Circling the house, checking the ground-floor windows in search of some way to get in, they paused to see if the cistern still held water. Whidden hoisted the corner of its green tarpaper roof, which was splatted white with bird droppings and scattered with dry leaves and twigs, red-seeded coon scat, bright coral bean in long hard pods, owl pellets, spiderwebs, a bobcat feces woolly green with mold.
“This cistern is twenty-four foot by sixteen—pretty fair size for the Islands,” Lucius said proudly. “We dug her down into the ground, the way she should be—that’s why there’s water in there now.”
“That ol’ water must be pretty rank. Ain’t nobody has fixed them gutterins in years.” Harden pointed at the rotted rain gutters, split and half fallen. “They tell me the brackish-water mosquitoes which breeds in this here cistern are the worst in all the Ten Thousand Islands.

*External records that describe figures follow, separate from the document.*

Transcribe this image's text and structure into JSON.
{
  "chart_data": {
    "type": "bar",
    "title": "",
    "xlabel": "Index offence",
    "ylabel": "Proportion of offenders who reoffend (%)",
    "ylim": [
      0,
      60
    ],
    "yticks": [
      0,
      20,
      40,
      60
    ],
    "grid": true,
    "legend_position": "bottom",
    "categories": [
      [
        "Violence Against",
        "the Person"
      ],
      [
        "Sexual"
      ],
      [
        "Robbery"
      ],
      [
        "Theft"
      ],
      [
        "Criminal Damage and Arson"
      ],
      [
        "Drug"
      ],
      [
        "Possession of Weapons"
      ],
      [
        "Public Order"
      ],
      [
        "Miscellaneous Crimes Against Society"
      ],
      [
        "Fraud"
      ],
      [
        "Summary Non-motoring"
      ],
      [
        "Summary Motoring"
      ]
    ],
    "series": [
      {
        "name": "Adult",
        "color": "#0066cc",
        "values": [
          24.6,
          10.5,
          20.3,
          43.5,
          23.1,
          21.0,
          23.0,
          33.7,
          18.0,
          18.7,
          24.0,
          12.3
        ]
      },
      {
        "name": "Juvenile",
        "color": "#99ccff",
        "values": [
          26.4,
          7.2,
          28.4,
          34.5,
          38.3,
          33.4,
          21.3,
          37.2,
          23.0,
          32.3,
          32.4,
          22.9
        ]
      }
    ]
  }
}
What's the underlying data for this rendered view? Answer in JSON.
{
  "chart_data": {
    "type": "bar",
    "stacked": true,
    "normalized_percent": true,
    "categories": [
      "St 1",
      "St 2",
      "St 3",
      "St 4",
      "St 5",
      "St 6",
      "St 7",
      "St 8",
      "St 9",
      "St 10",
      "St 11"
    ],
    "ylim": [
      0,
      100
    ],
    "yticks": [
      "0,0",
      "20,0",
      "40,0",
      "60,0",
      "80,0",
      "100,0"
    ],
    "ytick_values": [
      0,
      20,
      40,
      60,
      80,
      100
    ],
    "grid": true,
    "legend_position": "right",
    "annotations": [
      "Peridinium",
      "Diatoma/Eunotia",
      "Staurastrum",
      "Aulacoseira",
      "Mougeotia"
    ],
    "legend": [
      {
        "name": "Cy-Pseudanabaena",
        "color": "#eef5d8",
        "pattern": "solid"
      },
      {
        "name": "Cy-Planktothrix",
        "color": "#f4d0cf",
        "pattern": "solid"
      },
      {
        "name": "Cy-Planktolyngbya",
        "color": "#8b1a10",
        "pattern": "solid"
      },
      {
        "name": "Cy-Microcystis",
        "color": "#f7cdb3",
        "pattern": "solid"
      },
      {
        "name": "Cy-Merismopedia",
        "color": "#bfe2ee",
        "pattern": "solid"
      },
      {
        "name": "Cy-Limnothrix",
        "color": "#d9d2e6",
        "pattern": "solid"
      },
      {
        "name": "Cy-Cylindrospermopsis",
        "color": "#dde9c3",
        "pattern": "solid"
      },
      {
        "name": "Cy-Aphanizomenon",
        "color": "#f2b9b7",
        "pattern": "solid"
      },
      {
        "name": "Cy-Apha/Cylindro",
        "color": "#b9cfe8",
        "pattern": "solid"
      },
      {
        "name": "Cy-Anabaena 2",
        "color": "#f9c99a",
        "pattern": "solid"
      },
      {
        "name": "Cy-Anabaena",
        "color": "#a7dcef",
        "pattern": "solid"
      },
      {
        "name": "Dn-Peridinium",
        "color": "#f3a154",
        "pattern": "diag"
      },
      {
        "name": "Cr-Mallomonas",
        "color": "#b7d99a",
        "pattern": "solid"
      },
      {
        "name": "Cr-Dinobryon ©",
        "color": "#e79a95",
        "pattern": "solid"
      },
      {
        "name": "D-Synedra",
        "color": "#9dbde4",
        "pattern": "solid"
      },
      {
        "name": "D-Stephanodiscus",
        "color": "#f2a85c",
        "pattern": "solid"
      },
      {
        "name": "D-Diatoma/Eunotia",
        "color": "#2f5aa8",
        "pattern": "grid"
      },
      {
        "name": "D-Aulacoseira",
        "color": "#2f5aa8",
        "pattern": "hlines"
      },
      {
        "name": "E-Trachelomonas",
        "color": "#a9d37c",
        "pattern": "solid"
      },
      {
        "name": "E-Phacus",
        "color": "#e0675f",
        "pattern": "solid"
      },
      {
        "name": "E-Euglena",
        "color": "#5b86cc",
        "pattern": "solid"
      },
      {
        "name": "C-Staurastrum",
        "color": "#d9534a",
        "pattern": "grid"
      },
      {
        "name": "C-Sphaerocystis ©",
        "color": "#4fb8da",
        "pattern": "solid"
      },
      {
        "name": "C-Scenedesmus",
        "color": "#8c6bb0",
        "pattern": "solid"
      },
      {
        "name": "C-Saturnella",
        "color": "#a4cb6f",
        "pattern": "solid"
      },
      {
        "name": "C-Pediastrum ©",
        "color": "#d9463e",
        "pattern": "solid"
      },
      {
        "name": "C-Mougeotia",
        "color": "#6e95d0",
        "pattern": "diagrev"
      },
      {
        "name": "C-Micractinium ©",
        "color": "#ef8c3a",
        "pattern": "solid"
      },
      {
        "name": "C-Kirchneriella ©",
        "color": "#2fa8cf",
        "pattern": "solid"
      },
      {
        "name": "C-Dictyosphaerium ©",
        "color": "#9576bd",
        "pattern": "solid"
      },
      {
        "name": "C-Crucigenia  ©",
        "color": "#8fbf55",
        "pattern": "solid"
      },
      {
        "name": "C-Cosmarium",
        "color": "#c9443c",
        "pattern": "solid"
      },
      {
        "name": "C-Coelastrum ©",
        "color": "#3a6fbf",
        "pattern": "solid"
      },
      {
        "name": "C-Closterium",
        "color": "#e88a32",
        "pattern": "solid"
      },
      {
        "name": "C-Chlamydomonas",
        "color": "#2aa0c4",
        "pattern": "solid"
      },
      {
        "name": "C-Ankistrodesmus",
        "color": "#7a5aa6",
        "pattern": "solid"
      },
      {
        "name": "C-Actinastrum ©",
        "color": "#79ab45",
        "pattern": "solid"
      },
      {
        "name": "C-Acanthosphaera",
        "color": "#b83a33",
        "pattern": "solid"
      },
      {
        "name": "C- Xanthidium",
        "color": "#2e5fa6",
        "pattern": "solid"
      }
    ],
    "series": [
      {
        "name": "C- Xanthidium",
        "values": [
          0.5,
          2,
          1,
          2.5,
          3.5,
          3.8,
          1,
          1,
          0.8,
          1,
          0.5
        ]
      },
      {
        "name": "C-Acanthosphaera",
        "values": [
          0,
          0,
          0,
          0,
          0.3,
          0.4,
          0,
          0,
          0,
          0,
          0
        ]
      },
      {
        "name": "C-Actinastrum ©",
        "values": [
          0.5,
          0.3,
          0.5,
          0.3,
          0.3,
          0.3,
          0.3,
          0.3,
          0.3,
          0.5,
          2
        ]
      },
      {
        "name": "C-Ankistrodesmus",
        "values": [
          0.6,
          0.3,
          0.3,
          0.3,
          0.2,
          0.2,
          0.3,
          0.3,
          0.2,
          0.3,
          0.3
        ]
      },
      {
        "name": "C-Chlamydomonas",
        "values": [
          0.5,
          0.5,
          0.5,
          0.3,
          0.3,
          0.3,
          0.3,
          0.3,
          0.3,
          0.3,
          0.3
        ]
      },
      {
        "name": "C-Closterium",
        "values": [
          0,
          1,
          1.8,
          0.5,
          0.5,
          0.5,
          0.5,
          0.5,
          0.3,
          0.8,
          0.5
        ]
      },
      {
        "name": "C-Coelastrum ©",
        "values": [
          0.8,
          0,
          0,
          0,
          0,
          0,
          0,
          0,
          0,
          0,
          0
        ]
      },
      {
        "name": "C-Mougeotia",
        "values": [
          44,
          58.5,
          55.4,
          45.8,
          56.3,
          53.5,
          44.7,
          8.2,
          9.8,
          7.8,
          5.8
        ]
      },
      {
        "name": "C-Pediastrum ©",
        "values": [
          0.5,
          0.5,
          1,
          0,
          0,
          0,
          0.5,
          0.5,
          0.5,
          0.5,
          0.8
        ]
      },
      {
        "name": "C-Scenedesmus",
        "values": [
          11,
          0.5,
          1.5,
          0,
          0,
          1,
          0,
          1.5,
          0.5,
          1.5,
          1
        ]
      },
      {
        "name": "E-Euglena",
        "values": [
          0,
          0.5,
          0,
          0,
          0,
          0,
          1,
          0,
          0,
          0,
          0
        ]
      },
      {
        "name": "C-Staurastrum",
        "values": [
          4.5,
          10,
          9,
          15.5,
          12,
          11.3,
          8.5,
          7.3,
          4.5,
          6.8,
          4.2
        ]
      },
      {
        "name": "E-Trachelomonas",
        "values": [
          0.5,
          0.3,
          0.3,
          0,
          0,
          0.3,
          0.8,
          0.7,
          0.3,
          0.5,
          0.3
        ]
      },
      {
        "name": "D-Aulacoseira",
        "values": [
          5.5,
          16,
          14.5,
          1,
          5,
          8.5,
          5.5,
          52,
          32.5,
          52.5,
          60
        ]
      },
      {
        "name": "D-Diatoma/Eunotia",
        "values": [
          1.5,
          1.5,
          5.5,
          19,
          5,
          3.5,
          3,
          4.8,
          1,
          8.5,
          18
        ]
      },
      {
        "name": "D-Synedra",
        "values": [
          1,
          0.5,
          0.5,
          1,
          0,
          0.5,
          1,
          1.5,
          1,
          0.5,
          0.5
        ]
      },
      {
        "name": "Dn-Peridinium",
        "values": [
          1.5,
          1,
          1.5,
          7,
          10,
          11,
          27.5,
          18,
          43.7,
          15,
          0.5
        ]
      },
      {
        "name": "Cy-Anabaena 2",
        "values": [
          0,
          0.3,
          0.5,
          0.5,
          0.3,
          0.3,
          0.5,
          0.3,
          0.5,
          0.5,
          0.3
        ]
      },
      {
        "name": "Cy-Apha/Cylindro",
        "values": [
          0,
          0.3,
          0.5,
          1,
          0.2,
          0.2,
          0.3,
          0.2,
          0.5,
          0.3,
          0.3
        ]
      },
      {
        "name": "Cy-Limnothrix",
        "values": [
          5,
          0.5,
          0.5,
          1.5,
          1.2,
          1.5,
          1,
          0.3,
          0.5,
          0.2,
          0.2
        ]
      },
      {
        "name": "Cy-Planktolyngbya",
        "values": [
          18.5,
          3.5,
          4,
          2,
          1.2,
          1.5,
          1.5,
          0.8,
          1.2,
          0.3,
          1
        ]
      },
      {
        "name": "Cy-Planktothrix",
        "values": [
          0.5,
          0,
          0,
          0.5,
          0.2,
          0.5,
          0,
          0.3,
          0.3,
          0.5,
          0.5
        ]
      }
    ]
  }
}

“At Lost Man’s, after Parks took over, a real big gator got into our cistern. Found him there when we went back to visit, couldn’t get him out. Still there, I reckon. And there was a drowned deer in the one at Possum Key, still had his hide on. Parks claims they want things back the way they was, and burnin our old homes was kind of fun, but I notice they never get around to digging out old cisterns or coverin ’em or fillin ’em—might be hard work!” He shook his head. “Don’t have to fill ’em! Just knock a hole into one side so’s a wild thing can go get his water, climb back out again.”
When Lucius looked up, Harden was watching him. “The man who built this cistern was Fred Dyer,” Lucius said vaguely, struggling to recover the feel of the lost conversation. For some reason, he had been daydreaming about Lucy, wondering if they would find each other before it was too late. “His daughter married a Summerlin, but she’s a widow. I believe she is still living at Fort Myers.”
Whidden Harden laughed. “I believe that, too! On account of you already told me about her yesterday. You met her at the cemetery, remember?”
They had a piss before returning to the others, and facing the woods, Lucius located the bird which made that small, insistent song. “White-eyed vireo!” he blurted, wondering if Papa had ever heard its ancestor, or rather, listened to it.
“White-eyed? You sure?” Whidden was shading his brow like an explorer, staring purposely in the wrong direction. “Sure looked like a wall-eyed to me!” Affectionate, he patted Lucius’s shoulder.
On the porch, Andy was talking to Sally, instinctively keeping his voice low as if there were somebody asleep inside. “When we come here in 1924, this good old place was already stunk up by every kind of varmint, not just humans. Coons and possums, sometimes a bear, all kinds of snakes and lizards—I seen a rattler by the cistern one time, big around as my arm. Upstairs, all kinds of bats and rat snakes and swallers flying in and out all them empty winders, and ceilin wasps, and some of them big narrow black hornets, flickerin their wings under the rafters—you never knew what kind of varmint might be layin for you up that stair, that Cox included!”
Whidden went up on the porch again and put his ear to the door. “Thought I heard creakin.” Again they called, and again they got no answer. “I don’t reckon this new paint will keep them people from burning this place down,” Whidden said. “The Island homes was mostly lean-tos and old shacks, whacked together any whichy-way, ain’t that right, Colonel?—palmetto fan thatch, driftwood scrap, patched out with tarpaper and tin. Weren’t much lost when Parks destroyed ’em except lifetimes of hard work, which don’t count for nothin these days, it don’t seem like.” In his quiet way, Harden was very angry.
“Setting this old house afire, that is something else,” Andy House said. “Dade County pine, cures hard as iron, so her frame and flooring is as sound as ever. Likely Parks don’t even know that, and don’t care. Why them people are so hot to burn this good old house is hard to figure. Got the rest of ’em destroyed already, I suppose. Want to look like they’re doing somethin to earn them government salaries, is what it is.”
Lucius told Andy about Fred Dyer, who had built the porch and cistern. Andy nodded. “I sure heard about them Dyers from an early age. Back in 1905, my uncle Dan ran the mail boat, Punta Rassa to Cape Sable, and he had young Gene Gandees as his crew. Them boys was maybe fifteen at that time. So one day they turned up here when Mr. Watson was away, and the Dyer family come flyin out with their little girl and baby boy, leavin toys and clothes all scattered out behind. Never went back for that stuff neither, just jumped aboard the boat and yelled, ‘Let’s go!’